L’installation d’un dispositif de protection et/ou collecte des eaux gravitaires en limite de la zone NDm sera exigé pour toute installation qui se situe à proximité d’un cours d’eau ou susceptible de voir transiter des eaux de ruissellement.
Par ailleurs pour toute zone située en amont d’un cours d’eau un muret fixe ou amovible sera installé sur le bord de la zone pour éviter les chutes de matériaux dans la rivière.

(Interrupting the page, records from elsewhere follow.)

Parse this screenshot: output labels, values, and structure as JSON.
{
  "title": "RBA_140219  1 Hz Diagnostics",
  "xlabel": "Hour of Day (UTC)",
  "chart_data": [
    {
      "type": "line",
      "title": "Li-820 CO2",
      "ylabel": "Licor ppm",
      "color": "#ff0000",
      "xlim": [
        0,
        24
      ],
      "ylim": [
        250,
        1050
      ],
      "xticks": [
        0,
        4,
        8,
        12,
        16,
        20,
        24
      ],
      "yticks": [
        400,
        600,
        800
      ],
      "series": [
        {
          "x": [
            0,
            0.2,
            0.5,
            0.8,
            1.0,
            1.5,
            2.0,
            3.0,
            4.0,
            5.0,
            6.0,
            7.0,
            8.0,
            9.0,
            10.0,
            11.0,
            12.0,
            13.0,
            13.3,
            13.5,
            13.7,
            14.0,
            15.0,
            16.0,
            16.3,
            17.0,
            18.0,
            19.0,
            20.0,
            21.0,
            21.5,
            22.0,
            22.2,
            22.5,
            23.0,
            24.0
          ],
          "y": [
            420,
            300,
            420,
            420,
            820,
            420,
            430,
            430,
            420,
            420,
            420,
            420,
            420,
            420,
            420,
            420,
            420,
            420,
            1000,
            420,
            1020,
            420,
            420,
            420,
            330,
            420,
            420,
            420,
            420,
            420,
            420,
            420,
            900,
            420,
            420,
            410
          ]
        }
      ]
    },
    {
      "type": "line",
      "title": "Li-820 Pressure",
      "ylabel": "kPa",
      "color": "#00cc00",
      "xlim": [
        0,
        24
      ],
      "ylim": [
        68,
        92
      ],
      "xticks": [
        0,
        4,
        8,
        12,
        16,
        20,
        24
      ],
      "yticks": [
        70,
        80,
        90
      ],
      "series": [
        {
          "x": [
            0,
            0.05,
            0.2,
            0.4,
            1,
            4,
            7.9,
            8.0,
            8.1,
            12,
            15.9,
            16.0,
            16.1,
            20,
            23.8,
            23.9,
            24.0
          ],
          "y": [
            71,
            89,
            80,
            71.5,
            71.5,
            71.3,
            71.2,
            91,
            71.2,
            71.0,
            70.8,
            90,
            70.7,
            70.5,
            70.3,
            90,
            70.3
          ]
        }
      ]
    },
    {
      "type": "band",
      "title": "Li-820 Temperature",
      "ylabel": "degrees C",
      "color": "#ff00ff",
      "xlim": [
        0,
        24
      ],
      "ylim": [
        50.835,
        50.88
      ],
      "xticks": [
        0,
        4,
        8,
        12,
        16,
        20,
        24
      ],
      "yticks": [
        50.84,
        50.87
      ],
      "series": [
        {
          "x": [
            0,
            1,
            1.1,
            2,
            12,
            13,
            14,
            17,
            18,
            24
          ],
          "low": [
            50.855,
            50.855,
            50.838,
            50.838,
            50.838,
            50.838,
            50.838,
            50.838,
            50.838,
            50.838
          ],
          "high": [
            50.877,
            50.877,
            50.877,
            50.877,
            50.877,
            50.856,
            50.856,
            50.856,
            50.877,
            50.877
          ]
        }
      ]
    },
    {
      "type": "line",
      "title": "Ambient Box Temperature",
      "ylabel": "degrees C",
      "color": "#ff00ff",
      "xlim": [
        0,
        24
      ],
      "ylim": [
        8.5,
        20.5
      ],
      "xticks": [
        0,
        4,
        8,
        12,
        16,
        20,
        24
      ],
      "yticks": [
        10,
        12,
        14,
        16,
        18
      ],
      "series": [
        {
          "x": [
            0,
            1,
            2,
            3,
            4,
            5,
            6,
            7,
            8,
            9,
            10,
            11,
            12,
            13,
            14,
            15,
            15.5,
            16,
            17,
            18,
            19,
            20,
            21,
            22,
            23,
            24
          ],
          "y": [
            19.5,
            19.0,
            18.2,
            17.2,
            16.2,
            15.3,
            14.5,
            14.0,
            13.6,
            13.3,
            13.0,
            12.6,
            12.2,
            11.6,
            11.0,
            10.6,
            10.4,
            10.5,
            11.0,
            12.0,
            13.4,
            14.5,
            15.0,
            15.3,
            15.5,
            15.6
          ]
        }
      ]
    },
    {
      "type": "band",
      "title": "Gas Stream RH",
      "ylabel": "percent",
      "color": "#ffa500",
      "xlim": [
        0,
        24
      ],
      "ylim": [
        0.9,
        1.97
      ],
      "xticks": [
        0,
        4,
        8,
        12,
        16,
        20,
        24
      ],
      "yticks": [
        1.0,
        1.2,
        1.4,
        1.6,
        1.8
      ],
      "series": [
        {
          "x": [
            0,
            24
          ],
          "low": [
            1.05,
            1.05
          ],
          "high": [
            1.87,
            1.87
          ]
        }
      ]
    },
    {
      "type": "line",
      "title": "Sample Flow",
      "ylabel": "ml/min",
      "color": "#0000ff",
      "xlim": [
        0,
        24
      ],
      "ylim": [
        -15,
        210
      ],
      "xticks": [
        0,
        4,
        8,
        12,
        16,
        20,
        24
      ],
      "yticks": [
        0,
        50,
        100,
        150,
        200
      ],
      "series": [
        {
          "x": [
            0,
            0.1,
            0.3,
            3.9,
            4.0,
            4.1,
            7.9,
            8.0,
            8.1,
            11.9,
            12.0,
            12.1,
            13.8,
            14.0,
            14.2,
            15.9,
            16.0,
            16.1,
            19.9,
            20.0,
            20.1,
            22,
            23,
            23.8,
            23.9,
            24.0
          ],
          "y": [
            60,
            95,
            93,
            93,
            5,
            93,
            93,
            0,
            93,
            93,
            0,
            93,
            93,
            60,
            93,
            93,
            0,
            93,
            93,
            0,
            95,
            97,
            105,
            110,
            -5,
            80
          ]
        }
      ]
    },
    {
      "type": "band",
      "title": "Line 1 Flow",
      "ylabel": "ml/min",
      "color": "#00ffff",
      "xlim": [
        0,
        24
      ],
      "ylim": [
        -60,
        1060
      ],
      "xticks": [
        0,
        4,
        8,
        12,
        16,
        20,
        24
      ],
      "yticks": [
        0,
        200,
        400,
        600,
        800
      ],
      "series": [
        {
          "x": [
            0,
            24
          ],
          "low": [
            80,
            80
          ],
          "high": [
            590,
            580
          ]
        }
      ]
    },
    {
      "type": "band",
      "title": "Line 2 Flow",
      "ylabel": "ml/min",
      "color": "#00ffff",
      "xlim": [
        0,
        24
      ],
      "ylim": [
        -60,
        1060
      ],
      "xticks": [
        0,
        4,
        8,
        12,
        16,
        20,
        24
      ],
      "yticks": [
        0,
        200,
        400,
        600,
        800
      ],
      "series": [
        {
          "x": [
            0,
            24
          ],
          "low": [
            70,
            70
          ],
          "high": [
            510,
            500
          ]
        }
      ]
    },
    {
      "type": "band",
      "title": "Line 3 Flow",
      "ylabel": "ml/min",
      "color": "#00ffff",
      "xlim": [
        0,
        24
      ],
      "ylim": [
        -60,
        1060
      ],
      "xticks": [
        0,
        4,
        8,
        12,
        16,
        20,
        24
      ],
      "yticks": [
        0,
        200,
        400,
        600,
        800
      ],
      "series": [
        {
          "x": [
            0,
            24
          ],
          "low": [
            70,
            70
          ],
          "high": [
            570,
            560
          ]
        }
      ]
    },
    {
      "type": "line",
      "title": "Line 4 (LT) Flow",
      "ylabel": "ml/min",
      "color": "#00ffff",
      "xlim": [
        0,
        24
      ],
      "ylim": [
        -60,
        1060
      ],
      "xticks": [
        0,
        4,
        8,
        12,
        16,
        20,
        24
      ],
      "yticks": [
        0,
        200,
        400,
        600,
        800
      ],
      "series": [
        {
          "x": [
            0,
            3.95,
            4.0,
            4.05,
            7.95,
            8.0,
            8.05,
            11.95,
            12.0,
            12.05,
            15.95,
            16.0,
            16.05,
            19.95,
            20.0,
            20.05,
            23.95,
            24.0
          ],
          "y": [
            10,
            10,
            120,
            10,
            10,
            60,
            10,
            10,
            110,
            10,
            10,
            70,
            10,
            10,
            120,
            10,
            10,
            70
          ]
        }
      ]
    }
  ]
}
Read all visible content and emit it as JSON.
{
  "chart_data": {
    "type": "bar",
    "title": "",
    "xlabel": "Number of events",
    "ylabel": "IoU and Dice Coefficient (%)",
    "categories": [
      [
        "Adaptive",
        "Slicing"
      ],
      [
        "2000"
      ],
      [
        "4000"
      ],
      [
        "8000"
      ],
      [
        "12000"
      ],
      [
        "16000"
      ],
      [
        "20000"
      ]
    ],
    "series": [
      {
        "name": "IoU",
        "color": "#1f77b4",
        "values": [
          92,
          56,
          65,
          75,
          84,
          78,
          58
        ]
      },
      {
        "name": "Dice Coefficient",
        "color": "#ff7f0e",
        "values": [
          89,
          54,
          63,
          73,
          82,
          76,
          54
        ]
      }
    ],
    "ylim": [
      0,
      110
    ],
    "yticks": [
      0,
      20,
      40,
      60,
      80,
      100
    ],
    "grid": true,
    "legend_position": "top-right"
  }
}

En STECAL n°1, sont autorisés : - La rénovation et l’extension des refuges de montagne existants, dans le respect de la Loi Montagne en vigueur, et dans la limite de 500 m2 de surface plancher maximum (existant + extension)
- L’aménagement ou l’extension des terrasses à l’air libre.
En STECAL n°2, sont autorisés : - La rénovation et l’extension des refuges de montagne existants, dans le respect de la Loi Montagne en vigueur, et dans la limite de 200 m2 de surface plancher nouvelle
- L’aménagement ou l’extension des terrasses à l’air libre.
En STECAL N°1 et N°2 les constructions autorisées devront permettre la conservation des habitats naturels et des populations d’espèces de faune sauvage qui effectuent tout ou partie de leur cycle de vies dans cet espace, à travers des mesures d’évitement, de réduction ou de compensation proportionnées à leurs effets défavorables.